Answer :
To determine the time it will take for the water to rise by 2 meters in the tank, we first need to calculate the volume of water required and the rate at which water is flowing into the tank.
Calculate the Volume of Water Needed:
The dimensions of the tank are 200 meters by 150 meters, and the water needs to rise by 2 meters.
[tex]\text{Volume required} = 200 \times 150 \times 2 = 60,000 \text{ m}^3[/tex]
Calculate the Flow Rate of the Pipe:
The dimensions of the rectangular pipe are 1.5 meters by 1.25 meters, and water flows through it at a speed of 20 kilometers per hour.
First, we convert the speed of water from kilometers per hour to meters per hour:
[tex]20 \text{ km/h} = 20,000 \text{ m/h}[/tex]
The cross-sectional area of the pipe is calculated as:
[tex]\text{Area of the pipe} = 1.5 \times 1.25 = 1.875 \text{ m}^2[/tex]
The volume of water flowing through the pipe in one hour is:
[tex]\text{Flow rate} = 1.875 \times 20,000 = 37,500 \text{ m}^3/\text{hour}[/tex]

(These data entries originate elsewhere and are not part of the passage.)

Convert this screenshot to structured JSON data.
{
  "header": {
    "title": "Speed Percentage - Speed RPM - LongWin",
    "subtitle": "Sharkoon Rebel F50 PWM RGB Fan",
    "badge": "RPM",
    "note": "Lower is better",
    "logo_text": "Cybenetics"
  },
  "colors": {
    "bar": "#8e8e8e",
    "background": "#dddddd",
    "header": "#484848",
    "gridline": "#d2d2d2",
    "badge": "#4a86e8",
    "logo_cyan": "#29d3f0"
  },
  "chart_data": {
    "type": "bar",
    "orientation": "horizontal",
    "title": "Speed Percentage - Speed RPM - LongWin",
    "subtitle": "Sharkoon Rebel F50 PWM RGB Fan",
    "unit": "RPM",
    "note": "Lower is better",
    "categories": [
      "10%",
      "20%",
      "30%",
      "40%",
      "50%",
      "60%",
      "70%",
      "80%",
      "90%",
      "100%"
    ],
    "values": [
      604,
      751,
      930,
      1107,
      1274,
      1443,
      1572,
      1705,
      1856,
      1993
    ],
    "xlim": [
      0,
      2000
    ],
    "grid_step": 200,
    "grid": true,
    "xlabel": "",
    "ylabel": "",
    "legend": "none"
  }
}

Calculate the Time Required:
Now, we find the time required to fill the tank to achieve the required volume:
[tex]\text{Time (in hours)} = \frac{\text{Volume required}}{\text{Flow rate}} = \frac{60,000}{37,500} = 1.6 \text{ hours}[/tex]
To convert hours into minutes, multiply by 60:
[tex]1.6 \times 60 = 96 \text{ minutes}[/tex]
So, it will take 96 minutes for the water to rise by 2 meters in the tank.